将MySQL采集器接入Prometheus:

同样的,修改Prometheus的配置文件,增加一个target:

[root@node4 ~]# cat /usr/local/prometheus/prometheus.yml 
# my global config
global:
  scrape_interval: 15s # Set the scrape interval to every 15 seconds. Default is every 1 minute.
  evaluation_interval: 15s # Evaluate rules every 15 seconds. The default is every 1 minute.
  # scrape_timeout is set to the global default (10s).

# Alertmanager configuration
alerting:
  alertmanagers:
    - static_configs:
        - targets:
          # - alertmanager:9093

# Load rules once and periodically evaluate them according to the global 'evaluation_interval'.
rule_files:
  # - "first_rules.yml"
  # - "second_rules.yml"

# A scrape configuration containing exactly one endpoint to scrape:
# Here it's Prometheus itself.
scrape_configs:
  # The job name is added as a label `job=<job_name>` to any timeseries scraped from this config.
  - job_name: "prometheus"

    # metrics_path defaults to '/metrics'
    # scheme defaults to 'http'.

    static_configs:
      - targets: ["192.168.217.24:9090"]
  - job_name: "server"
    static_configs:
      - targets: ["192.168.217.24:9100"]
      - targets: ["192.168.217.23:9100"]
  - job_name: "mysqld"
    static_configs:
      - targets: ["192.168.217.23:9104"]

重启Prometheus server,再次打开浏览器,查看target,有一个绿色up表示接入成功:

 六,

部署Grafana (在192.168.217.24上部署的)

Download Grafana | Grafana Labs

 yum安装完毕后,Grafana就已经可以使用了,直接浏览器打开,输入192.168.217.24:3000就可以登录,初始的账号/密码是 admin/admin,登录后将会要求修改初始密码,按要求修改就可以了。(修改后的密码要记住哦)

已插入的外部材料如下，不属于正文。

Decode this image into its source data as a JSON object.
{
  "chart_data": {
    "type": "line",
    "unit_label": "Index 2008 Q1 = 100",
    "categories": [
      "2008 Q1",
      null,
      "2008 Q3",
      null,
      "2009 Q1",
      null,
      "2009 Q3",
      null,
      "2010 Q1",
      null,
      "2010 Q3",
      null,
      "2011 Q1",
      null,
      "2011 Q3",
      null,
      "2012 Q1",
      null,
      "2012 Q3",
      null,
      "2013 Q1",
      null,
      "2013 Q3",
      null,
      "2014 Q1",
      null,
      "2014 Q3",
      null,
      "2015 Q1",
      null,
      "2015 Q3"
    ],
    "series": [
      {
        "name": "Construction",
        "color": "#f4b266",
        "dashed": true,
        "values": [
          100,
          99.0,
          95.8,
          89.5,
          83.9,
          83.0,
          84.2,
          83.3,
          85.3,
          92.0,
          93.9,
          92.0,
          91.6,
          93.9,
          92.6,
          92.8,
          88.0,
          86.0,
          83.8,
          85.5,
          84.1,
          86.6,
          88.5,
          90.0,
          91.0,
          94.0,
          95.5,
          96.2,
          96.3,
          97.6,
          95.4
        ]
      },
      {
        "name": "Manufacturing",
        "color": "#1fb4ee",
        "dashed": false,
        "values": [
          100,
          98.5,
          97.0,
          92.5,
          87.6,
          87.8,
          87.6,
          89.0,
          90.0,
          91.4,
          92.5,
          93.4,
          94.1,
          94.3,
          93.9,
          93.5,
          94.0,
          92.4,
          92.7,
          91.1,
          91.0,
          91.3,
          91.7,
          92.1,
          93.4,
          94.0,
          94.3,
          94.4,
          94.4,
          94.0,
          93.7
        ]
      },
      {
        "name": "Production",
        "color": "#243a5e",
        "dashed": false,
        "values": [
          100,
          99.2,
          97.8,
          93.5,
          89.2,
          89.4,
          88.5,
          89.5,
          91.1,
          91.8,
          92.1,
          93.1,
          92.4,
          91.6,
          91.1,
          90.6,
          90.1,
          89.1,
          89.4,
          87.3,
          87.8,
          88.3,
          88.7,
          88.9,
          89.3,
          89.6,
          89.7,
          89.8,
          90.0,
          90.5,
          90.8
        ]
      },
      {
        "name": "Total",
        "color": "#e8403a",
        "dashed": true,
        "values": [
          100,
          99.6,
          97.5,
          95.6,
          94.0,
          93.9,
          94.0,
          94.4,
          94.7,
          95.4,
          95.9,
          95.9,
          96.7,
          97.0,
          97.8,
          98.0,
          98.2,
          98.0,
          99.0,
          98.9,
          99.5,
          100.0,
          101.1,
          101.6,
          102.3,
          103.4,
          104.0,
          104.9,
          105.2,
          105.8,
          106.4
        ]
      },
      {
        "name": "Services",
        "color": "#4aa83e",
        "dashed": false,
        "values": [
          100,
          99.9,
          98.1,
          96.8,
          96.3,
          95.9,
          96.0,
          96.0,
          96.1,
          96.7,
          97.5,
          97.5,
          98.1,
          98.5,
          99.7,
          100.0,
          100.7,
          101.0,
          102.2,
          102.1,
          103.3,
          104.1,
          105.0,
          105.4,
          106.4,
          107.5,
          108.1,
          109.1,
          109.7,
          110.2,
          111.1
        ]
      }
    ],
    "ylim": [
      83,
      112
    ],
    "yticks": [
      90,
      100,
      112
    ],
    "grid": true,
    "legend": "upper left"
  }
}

登录进去后,集成Prometheus,选择data source 数据源:

点旁边的Seetings 

 

 

 dashboard的模板配置文件一般是json格式的文件,这些文件官网都有提供,网址是:Dashboards | Grafana Labs

例如,首页上的node exporter采集器的模板配置文件: 

选择上图的import按钮,导入此文件:

 

 

同样的,MySQL_exporter收集器也需要一个json类型的配置文件来生成dashboard,在官网寻找就可以了,当然了,一般是选择标星高的,例如:

MySQL Overview | Grafana Labs  这个ID为7362的模板文件下载了30多w次,证明还是比较可靠的哦。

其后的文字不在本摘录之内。